Queen Margherita Pizza

Queen Margherita Pizza
1402 Queen St E (West of Queen/Coxwell)
Toronto, ON
(416) 466-6555
http://www.queenmargheritapizza.ca

Date of Visit: 2011.03.26

 

I’d read about Libretto Pizza a few months ago, touting authentic Neapolitan pizza certified by the Verace Pizza Napoletana Association, and is well known in pizza aficionado circles even outside of Toronto. Queen Margherita has since come along, and is turning heads, making the list of Toronto Life’s top 10 new restaurants for 2010. I’ve heard the QMP is also VPNA-certified, and so I plan to take my own shot at a comparison, knowing very little preconceptions about true neapolitan pizzas.

QMP is located right across the a TTC streetcar depot, and there is plenty of meter parking available on the street. There’s both downstairs bar seating, as well as an upstairs dining area. Upon our arrival at 5:30pm, they informed us that they could only squeeze us in if we finished in an hour.

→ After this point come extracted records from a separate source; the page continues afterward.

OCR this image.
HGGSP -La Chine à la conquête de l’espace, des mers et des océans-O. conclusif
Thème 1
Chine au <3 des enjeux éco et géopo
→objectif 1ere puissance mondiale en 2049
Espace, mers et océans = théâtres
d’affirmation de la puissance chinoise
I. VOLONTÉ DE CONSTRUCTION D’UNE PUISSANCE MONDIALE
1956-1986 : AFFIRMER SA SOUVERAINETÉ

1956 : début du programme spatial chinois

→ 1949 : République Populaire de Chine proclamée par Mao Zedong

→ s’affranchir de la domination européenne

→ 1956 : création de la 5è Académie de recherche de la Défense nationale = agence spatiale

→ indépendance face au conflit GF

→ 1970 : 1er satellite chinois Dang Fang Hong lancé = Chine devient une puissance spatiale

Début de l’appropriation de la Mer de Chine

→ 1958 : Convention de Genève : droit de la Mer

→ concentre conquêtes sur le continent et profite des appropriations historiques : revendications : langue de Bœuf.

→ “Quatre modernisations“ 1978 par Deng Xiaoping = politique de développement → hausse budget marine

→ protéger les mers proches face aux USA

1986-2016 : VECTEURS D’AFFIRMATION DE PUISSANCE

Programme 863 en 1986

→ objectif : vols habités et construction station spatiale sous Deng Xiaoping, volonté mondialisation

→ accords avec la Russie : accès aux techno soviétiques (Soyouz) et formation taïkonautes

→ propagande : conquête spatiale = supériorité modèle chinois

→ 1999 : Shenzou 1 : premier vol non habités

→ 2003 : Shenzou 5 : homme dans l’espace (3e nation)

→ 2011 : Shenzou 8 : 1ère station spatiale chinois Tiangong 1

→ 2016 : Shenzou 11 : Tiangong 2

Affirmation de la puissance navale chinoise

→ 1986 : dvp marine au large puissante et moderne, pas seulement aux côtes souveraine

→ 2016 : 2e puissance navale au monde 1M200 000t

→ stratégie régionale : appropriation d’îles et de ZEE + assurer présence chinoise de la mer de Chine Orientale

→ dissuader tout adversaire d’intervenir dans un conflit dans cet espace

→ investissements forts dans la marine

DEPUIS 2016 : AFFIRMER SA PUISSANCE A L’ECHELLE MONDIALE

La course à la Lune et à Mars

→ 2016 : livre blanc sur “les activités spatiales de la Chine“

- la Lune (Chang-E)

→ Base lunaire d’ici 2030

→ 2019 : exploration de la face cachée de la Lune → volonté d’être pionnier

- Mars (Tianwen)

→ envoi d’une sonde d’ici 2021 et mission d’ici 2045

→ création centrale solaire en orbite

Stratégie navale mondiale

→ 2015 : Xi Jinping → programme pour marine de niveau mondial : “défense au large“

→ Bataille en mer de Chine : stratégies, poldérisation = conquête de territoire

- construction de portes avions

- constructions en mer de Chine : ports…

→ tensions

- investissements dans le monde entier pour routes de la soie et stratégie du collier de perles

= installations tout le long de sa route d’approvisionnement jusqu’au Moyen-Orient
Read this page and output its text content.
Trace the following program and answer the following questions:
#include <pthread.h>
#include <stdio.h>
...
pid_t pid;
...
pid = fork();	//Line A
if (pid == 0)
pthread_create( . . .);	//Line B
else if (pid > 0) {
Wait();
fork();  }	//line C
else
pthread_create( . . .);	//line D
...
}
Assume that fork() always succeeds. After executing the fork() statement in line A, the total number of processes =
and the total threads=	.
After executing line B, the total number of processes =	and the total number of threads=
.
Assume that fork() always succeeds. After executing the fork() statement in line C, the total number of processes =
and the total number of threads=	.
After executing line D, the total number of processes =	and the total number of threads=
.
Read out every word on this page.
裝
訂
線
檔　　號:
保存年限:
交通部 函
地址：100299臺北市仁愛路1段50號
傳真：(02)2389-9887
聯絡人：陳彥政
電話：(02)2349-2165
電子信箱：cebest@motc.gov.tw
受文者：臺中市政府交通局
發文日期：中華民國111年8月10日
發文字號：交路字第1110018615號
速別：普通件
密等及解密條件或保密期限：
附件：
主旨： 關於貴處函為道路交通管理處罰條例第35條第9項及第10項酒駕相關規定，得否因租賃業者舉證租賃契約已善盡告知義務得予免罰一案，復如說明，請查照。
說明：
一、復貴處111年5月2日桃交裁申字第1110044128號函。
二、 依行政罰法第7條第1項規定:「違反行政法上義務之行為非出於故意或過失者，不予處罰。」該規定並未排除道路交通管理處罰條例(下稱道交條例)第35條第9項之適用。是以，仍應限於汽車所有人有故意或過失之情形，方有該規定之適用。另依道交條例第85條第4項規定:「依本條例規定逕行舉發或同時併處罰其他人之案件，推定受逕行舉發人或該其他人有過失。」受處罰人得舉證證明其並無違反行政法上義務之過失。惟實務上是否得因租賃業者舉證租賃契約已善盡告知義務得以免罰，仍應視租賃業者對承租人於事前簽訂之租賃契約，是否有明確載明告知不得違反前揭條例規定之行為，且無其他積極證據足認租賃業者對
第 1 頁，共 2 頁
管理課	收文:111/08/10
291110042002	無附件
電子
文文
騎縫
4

The menu offers apps, a choice of 10~12 pizzas, desserts, along with a Prix-Fixe menu of any app, any pizza, and a dessert. The clientele ran the gamut from dressed-up dinner-dates to little-league post-game pizza to 2-adult-2.5-children families.

At the back, three chefs work the pizza oven. Overhearing the waiter at the next table, they mentioned the oven running at around 500F, with pizzas cooking for around 5 minutes. I may have misheard, as comparitively, Libretto runs at 900F at 90 seconds per pizza. There were roughly 6-7 pies cooking at the same time in the oven.

We decided on the classic Margherita pizza ($13.95), with Fior di Latte (extra virgin cow’s milk mozzarella), tomato, and basil. The mozzarella was very light and mild, almost to a detriment.  My dining mate commented that the flavours weren’t exactly like those in Italy, and would have prefered buffalo mozzarella for a stronger flavour to the cheese. The tomato tasted like real tomato, and not a pizza sauce, letting the natural ingredient shine through. For both the Fior di Latte and the basil, we felt that more liberal use of toppings would have made for a much better result. Of the four slices, some had no basil, and some only had a tiny bit of cheese.

The crust is risen and fluffy, lightly charred for a toasty flavour, while the bottom is crispy yet soft with spotted charring. It’s definitely different from the usual uniformly-thin-curst pizzas and americanized dense-curst pizzas elsewhere around town.

I’m excited about trying Libretto, then returning to QMP for another round. I definitely plan on returning to try some of the other pizzas, as this was very good pizza — if only they weren’t so stingy with the toppings.